がん認定専門薬剤師取得を目指して日々学習しています。

2020調剤報酬改定で新設された、特定薬剤管理指導加算2もあり今注目されてるであろう抗がん剤治療。自分も学んだことを1つずつまとめていきます。

今回は抗がん剤の1つ、ベバシズマブ(アバスチン)について!

今や、抗がん剤治療での名脇役というか、メインとなる抗がん剤に+αの薬剤として最強の働きをするこの抗がん剤。

2019.11にバイオシミラーが発売されて、売上こそ減少していますが2017、2018では医薬品売上上位の常連医薬品でした。

そんなバイオシミラーの話も薬価や適応症等々絡めて、アバスチンについてまとめていくよ。

アバスチンの有効成分:ベバシズマブ(Bmab)

アバスチンに含まれる有効成分は「ベバシズマブ」です。

レジメンなんかではBmabだったりBVと表記されます。ぜひ覚えてください。

他の抗がん剤まとめでCmabやらPmabやら出てきて混乱するので。
ぜひここでBmabは覚えておきましょう。

ベバシズマブは、血管内皮細胞増殖因子 (VEGF)と結合する抗体を人工的に薬にしたものです 。

「抗体」とは、免疫を担当する物質の一種で、病原体の表面にある物質などにくっついて、これを排除する機能を持ったタンパク質です。

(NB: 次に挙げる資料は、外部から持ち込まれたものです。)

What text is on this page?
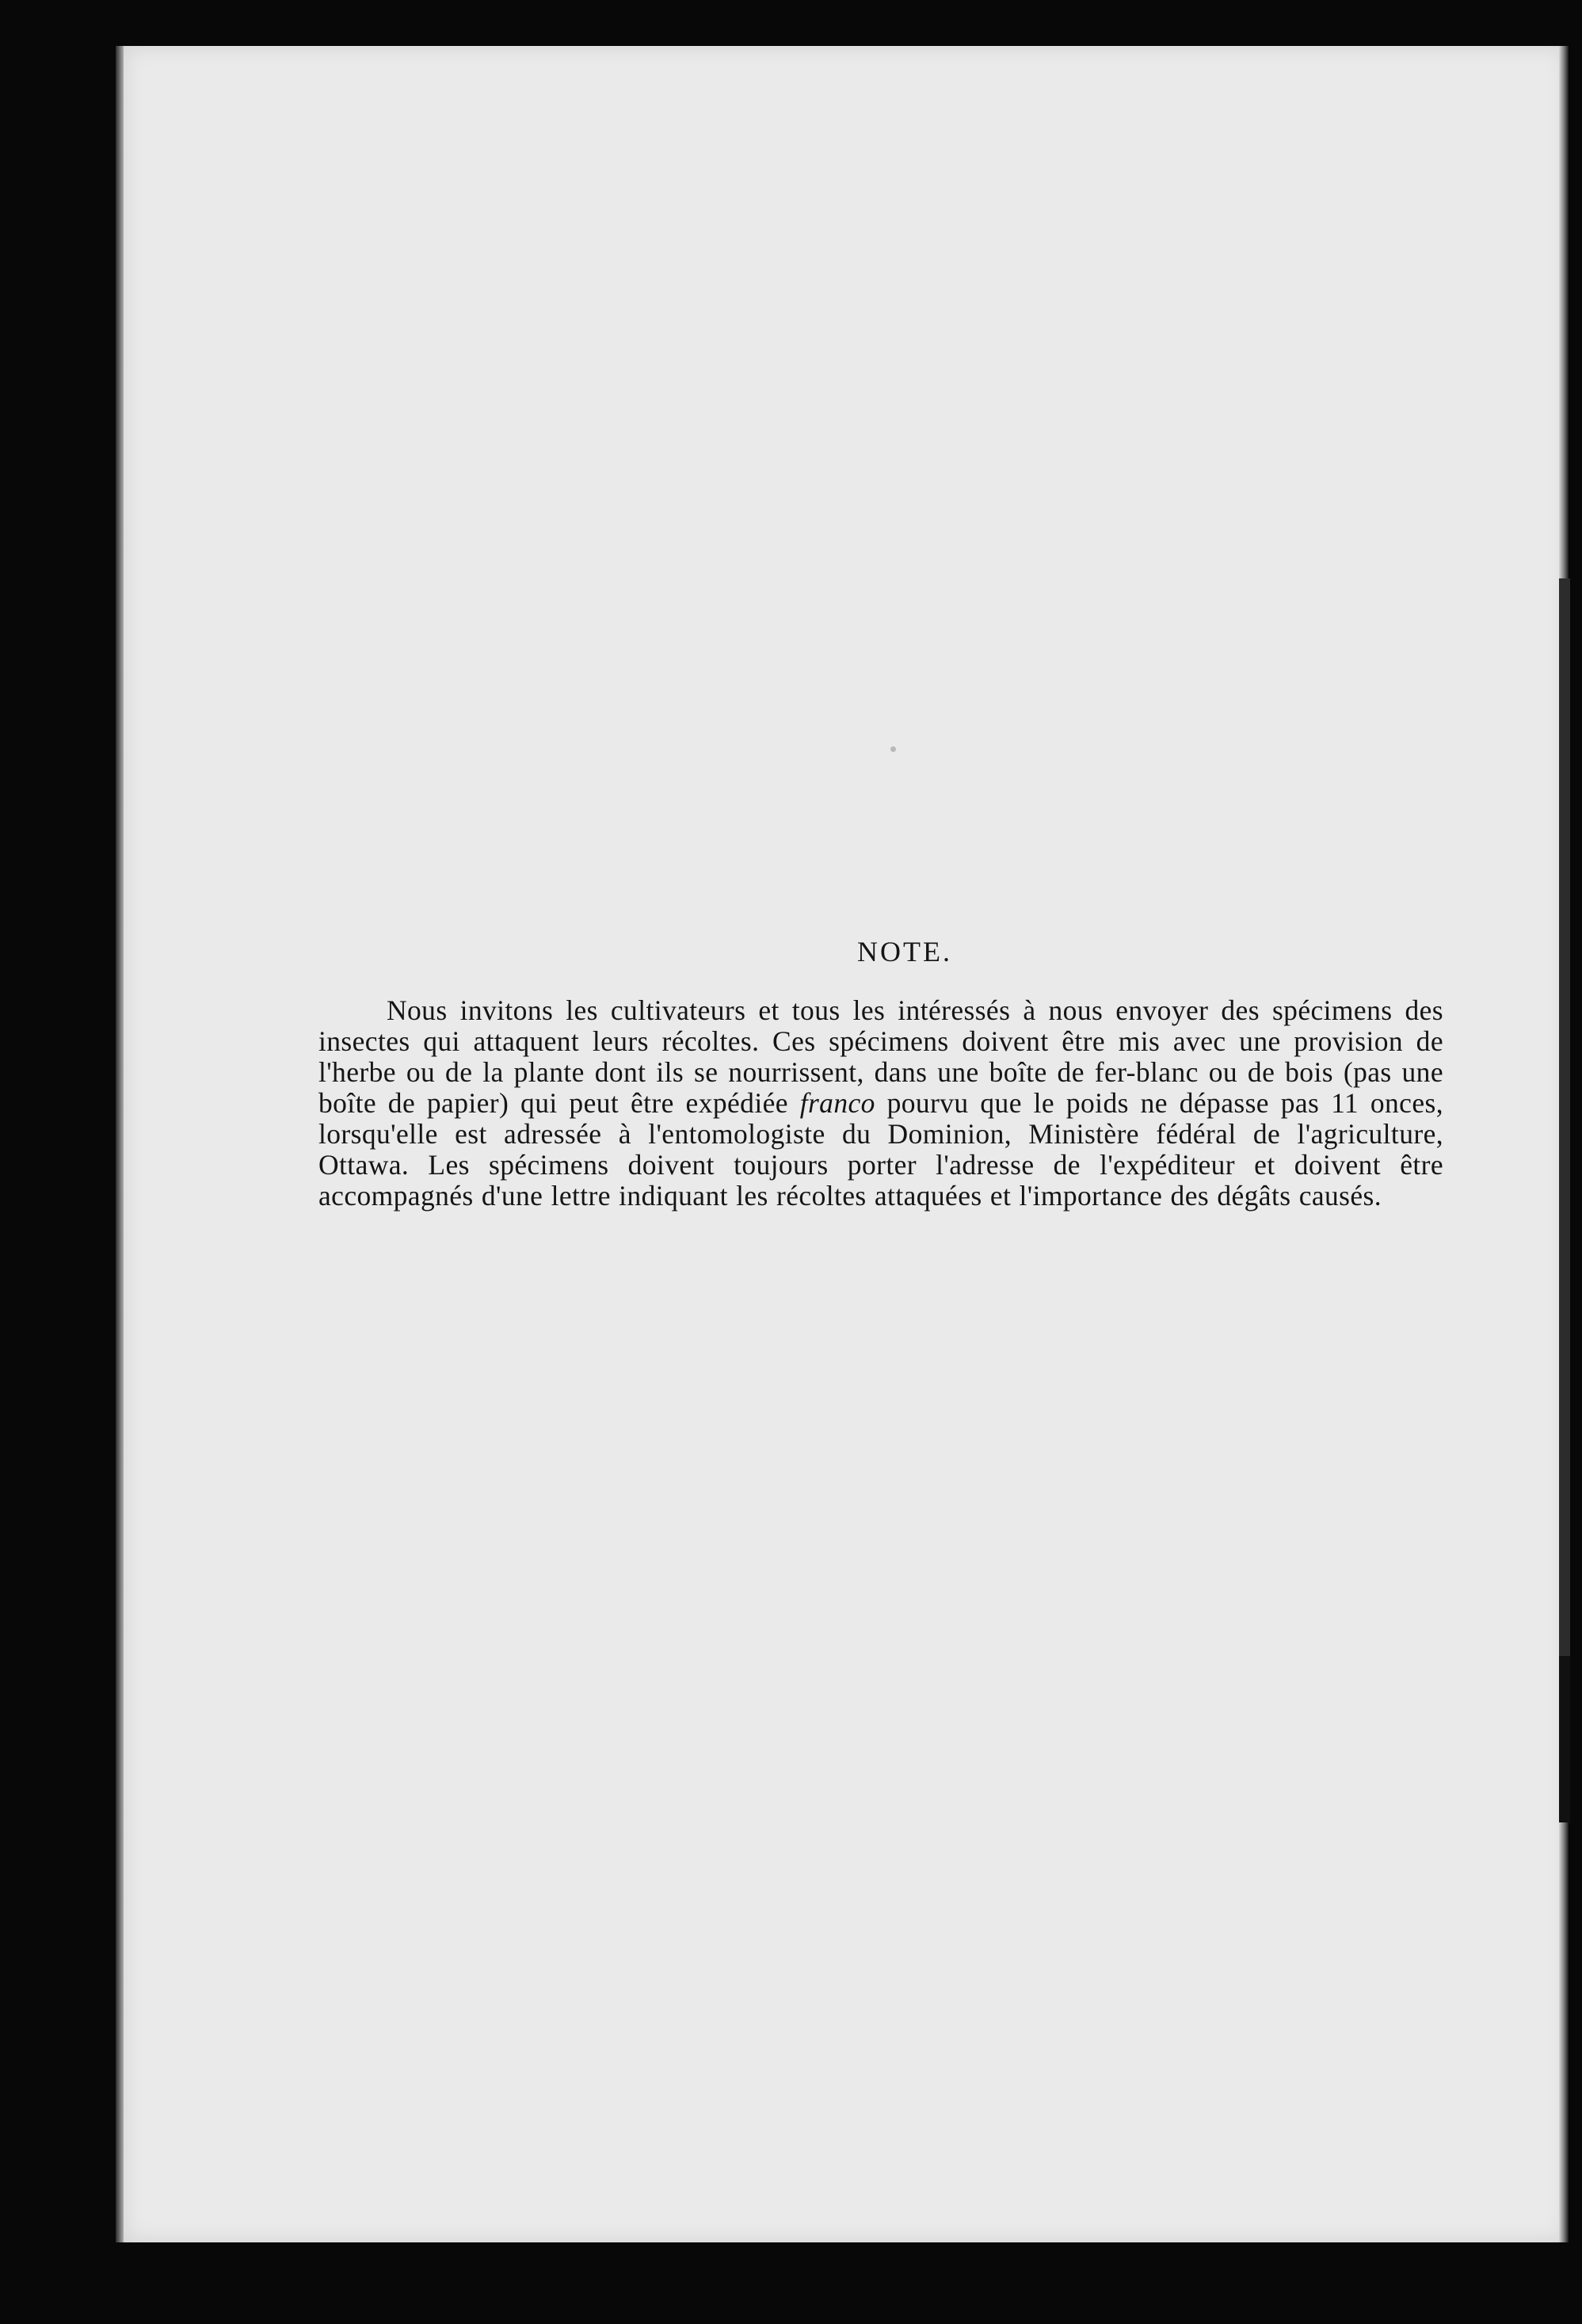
NOTE.

Nous invitons les cultivateurs et tous les intéressés à nous envoyer des spécimens des insectes qui attaquent leurs récoltes. Ces spécimens doivent être mis avec une provision de l'herbe ou de la plante dont ils se nourrissent, dans une boîte de fer-blanc ou de bois (pas une boîte de papier) qui peut être expédiée franco pourvu que le poids ne dépasse pas 11 onces, lorsqu'elle est adressée à l'entomologiste du Dominion, Ministère fédéral de l'agriculture, Ottawa. Les spécimens doivent toujours porter l'adresse de l'expéditeur et doivent être accompagnés d'une lettre indiquant les récoltes attaquées et l'importance des dégâts causés.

つまり、抗体が反応した物質はその機能が失われたり、弱くなったりするということ。

ベバシズマブはこのVEGFタンパク質を選択的に阻害することにより、血管形成を阻害し、がん細胞の成長に必要な栄養が供給されるのを妨げることによりがん細胞の成長を抑制します。

がん細胞はこの新生血管を通して栄養素を補給するだけではなく、転移も引き起こすことから、ベバシズマブはとても有効な分子標的薬になります。

血管内皮細胞増殖因子:VEGFとは何なのか?

VEGFはがん細胞の成長に必要な糖タンパク質

VEGFとはがん細胞の成長に必須な、脈管形成と血管新生に関与する糖タンパク質です。

人間の正常な細胞も、がん細胞も、血管から流れてくる血液から細胞に必要な酸素や栄養を供給する構造となっています。

ご存知の通り、がん細胞は無限の増殖能力をもっています。しかし、どんなに強力ながん細胞であっても、血液による酸素と栄養の補給なしには生きていくことはできません。

しかも、がん細胞は常に大きくなろうとする性質がありますから、必要とする酸素や栄養も加速度的に増えていきます。こうなると、あるところで既存の血管だけでは足りなくなります。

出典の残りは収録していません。